Energy From Pig Slurry Helps Fight Climate Change

Associated Press + More

Though operating expenses for the biogas plant are considerable, the combination of electricity savings, power production and carbon credits makes it profitable, Horrevorts says.

Horrevorts, who is a biological researcher rather than a professional farmer, says that with financial incentives through electricity subsidies, it could become standard practice for ordinary farmers. About 50 commercial biogas plants operate on farms in the Netherlands, and the practice is spreading across industrial livestock farms around the world.

"I think in the future every pig farm will have a biogas plant," he says.

But at euro1 million ($1.3 million) for a big plant like Sterksel's, it's a rich man's answer to climate change.

About 70 percent of the world's agriculture is on small land holdings in the developing world, which complicates climate politics, says Antonio Hill of the nonprofit group Oxfam International.

"It sounds like a big pot," Hill said, but dealing with farming is tougher than with industries. "You're talking about tens of thousands of sources of industrial emissions in rich countries. That's a lot more manageable than hundreds of millions of agricultural operations."

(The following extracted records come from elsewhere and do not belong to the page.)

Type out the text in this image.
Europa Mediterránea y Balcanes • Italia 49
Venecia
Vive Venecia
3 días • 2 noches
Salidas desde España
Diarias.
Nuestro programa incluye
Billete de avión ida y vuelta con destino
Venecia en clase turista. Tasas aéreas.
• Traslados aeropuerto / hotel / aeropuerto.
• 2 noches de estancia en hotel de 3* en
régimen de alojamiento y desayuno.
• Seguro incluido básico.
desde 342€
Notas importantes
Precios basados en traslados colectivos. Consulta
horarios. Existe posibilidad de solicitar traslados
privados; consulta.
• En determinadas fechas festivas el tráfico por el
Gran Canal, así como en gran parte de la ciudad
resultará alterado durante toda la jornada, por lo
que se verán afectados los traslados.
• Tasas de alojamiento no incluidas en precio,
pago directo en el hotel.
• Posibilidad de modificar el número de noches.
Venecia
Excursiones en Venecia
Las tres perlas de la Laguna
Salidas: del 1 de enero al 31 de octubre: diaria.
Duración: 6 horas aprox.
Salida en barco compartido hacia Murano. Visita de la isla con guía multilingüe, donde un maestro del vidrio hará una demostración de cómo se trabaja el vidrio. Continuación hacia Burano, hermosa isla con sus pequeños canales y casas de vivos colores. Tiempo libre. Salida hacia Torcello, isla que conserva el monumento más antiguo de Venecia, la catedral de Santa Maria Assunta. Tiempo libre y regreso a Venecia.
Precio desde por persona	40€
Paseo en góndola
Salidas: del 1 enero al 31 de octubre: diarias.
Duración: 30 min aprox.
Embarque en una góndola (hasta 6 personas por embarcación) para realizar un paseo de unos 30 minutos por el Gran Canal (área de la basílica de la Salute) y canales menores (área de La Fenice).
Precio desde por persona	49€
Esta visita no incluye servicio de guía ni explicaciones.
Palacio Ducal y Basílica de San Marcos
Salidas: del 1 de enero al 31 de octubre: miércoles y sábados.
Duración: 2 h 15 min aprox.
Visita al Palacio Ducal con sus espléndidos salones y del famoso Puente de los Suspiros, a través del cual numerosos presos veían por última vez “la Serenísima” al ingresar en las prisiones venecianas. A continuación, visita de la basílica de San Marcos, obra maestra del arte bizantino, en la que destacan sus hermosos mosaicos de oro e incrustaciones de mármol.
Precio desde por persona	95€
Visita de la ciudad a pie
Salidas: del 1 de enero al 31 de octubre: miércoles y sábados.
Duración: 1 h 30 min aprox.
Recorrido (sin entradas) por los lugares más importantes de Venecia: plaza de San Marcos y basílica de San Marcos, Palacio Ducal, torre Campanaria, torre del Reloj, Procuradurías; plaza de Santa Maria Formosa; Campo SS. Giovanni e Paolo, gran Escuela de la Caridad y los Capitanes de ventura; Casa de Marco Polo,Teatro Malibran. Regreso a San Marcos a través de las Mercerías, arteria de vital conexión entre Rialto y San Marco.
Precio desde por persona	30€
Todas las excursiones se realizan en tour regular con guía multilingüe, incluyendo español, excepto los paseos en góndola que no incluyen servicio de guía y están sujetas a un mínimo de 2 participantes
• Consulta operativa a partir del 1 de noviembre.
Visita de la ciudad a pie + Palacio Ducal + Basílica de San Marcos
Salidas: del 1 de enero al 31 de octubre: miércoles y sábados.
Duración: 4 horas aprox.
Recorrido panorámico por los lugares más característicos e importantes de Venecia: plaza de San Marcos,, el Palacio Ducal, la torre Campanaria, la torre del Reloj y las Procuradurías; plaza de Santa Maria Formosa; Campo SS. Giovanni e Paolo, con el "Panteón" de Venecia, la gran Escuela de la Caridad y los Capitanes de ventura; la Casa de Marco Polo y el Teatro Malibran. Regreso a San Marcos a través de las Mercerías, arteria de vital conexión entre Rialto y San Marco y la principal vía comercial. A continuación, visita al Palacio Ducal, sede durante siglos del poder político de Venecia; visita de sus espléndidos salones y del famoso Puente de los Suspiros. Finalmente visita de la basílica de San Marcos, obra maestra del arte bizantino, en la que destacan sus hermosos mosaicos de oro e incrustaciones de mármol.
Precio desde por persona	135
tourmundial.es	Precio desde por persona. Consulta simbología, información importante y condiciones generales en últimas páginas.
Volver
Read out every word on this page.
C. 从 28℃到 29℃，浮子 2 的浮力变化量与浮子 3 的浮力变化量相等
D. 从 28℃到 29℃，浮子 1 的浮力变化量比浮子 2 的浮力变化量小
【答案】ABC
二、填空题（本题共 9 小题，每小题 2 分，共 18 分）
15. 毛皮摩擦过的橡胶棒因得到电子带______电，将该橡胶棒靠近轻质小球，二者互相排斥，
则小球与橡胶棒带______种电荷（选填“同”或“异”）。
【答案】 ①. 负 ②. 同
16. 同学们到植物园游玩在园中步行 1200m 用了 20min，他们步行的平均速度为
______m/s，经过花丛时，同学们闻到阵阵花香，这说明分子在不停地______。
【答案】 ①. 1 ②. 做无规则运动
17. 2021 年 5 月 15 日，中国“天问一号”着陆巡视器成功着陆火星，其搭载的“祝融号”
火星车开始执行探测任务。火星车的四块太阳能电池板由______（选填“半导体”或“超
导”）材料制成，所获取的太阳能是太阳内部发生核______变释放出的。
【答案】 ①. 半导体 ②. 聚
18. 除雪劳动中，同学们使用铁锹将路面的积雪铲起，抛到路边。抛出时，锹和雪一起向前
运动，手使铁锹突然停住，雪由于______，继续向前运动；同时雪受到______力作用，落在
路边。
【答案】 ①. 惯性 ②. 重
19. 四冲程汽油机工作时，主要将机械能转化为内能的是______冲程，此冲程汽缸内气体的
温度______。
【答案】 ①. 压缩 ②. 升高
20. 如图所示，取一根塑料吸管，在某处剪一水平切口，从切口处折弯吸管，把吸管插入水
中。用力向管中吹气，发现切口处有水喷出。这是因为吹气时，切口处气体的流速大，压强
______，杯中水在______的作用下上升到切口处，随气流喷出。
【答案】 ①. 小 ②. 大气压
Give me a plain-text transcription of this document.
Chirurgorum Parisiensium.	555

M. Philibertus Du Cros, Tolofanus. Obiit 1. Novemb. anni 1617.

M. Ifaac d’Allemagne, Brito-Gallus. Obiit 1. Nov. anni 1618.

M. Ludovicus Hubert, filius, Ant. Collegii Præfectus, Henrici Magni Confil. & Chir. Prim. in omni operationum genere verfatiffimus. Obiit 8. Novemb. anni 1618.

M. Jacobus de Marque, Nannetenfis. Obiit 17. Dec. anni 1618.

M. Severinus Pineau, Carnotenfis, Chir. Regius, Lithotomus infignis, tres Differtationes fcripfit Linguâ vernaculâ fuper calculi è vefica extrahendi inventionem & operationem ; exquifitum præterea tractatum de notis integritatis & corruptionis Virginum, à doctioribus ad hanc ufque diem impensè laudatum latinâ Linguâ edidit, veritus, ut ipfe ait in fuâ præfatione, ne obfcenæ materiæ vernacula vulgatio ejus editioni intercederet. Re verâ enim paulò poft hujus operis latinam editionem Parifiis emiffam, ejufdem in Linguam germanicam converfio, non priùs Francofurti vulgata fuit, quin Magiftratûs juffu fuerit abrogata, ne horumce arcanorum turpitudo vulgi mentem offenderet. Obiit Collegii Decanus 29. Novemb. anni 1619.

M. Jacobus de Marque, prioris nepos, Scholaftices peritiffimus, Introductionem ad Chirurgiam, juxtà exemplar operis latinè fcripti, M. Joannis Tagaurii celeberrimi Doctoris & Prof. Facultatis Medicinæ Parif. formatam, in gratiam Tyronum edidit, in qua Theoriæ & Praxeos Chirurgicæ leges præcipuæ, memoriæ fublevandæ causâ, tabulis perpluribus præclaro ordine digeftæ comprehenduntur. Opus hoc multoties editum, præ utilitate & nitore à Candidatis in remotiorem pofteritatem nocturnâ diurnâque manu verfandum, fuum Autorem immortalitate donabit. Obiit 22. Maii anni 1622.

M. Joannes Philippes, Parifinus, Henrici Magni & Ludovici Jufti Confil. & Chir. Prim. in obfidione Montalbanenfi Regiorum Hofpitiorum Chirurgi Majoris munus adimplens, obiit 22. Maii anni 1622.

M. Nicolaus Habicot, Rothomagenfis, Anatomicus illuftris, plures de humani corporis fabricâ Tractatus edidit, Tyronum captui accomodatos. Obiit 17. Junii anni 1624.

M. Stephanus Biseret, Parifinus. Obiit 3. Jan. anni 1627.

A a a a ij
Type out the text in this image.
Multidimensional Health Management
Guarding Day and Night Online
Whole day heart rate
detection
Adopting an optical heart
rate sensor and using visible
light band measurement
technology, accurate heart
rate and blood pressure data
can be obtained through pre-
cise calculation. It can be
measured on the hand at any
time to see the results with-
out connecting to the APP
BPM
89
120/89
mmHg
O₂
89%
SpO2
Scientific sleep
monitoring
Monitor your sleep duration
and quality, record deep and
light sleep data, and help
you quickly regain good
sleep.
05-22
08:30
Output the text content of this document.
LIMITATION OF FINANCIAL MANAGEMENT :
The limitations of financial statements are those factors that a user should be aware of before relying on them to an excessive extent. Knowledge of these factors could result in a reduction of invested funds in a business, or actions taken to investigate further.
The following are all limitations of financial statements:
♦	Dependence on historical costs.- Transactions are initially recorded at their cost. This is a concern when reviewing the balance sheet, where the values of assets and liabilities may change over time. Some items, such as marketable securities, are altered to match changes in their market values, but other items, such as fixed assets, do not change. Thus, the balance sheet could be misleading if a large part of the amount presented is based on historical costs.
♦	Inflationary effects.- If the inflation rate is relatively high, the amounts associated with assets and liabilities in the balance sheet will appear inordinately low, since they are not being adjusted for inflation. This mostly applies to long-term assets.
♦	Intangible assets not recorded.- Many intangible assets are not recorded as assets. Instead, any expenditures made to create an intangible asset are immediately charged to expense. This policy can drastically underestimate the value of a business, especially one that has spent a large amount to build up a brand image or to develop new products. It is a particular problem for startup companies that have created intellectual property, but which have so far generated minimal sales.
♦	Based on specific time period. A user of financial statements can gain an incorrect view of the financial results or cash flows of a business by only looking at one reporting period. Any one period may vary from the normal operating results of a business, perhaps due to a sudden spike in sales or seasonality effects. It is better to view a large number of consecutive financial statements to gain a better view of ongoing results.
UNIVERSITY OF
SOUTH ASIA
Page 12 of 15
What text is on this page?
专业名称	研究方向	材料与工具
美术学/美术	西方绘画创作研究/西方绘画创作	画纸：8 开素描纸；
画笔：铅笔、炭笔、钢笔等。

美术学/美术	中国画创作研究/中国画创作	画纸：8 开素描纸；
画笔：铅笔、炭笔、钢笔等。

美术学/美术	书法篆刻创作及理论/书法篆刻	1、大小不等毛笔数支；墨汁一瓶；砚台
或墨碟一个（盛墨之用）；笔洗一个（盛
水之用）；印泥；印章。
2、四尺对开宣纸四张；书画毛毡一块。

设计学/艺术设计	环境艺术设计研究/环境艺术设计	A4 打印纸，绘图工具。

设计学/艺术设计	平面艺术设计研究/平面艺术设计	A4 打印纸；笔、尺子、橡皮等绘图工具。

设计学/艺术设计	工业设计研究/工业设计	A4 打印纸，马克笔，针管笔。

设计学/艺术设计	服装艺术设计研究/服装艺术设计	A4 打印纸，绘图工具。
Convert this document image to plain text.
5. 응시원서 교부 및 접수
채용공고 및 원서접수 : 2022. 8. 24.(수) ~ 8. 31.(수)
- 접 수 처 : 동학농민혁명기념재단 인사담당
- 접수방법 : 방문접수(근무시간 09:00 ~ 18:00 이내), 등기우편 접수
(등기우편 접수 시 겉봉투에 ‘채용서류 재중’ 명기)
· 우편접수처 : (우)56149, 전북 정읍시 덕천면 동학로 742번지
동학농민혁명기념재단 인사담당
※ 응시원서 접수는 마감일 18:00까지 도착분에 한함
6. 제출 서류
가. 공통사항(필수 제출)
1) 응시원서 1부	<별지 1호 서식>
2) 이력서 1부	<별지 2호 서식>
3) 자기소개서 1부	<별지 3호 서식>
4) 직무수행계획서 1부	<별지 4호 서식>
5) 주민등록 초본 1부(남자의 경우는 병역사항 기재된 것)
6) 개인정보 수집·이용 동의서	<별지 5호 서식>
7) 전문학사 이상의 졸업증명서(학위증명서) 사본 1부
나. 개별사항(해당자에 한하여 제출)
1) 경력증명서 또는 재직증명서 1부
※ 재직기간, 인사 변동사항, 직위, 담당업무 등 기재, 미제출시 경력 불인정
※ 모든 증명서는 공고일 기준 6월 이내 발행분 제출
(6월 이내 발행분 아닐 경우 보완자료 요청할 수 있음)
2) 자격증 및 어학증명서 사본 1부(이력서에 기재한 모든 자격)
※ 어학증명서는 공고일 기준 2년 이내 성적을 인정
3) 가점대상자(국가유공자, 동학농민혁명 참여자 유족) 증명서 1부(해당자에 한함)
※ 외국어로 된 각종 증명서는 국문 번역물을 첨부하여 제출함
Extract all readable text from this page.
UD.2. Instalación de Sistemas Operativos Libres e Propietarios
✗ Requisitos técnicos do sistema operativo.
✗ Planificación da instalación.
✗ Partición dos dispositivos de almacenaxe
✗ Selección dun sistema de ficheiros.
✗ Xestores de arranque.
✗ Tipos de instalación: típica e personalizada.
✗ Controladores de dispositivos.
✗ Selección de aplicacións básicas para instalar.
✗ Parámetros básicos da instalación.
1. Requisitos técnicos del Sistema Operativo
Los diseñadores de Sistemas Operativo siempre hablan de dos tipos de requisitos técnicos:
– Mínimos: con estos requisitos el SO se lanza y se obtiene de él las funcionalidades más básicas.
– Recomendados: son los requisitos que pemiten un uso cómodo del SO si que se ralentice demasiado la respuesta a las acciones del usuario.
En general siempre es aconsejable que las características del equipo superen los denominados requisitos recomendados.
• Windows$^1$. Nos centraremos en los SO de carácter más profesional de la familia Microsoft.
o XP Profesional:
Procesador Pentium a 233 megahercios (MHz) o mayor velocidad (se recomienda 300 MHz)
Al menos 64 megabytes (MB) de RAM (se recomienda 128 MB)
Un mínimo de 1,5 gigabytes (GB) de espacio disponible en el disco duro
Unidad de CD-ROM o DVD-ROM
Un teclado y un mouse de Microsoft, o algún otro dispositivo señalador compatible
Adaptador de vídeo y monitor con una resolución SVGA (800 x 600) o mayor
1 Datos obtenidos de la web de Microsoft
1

Measuring and verifying carbon reductions from soil conservation, grassland management and livestock is complicated, and those reductions may not be permanent. Trees planted to soak up carbon from the air, for example, can always be cut down and burned.

In the past year, much effort has gone into quantifying emissions from deforestation in the tropics and ways to compensate countries like Brazil or Indonesia for protecting their rainforests. But no comparable effort has gone into accounting for the vast farming sector.

Another obstacle to an agreement in the U.N. talks is the suspicion that rich countries will meet a large part of their emissions reductions by buying credits on the international carbon market rather than constraining their own industries. In other words, they would buy credits from farmers to reduce their carbon footprint, in the same way the offset company bought credits from the Sterksel pig farm.

"If the idea is that rich countries will do most of their reductions through offsets, a lot of developing countries have a big problem with that," says Hill, speaking from his home base in Bolivia.

Hill says he expected nothing more in the Copenhagen agreement than "place holders," or general statements that can be filled in later with details. But Smith, the scientist from Aberdeen who co-wrote the agriculture section in the 2007 report by the U.N's Intergovernmental Panel on Climate Change, says including agriculture in the Copenhagen agreement would provide a source of capital from rich countries to poor ones.

"It would be a desperate shame if it were blocked for political reasons," he says.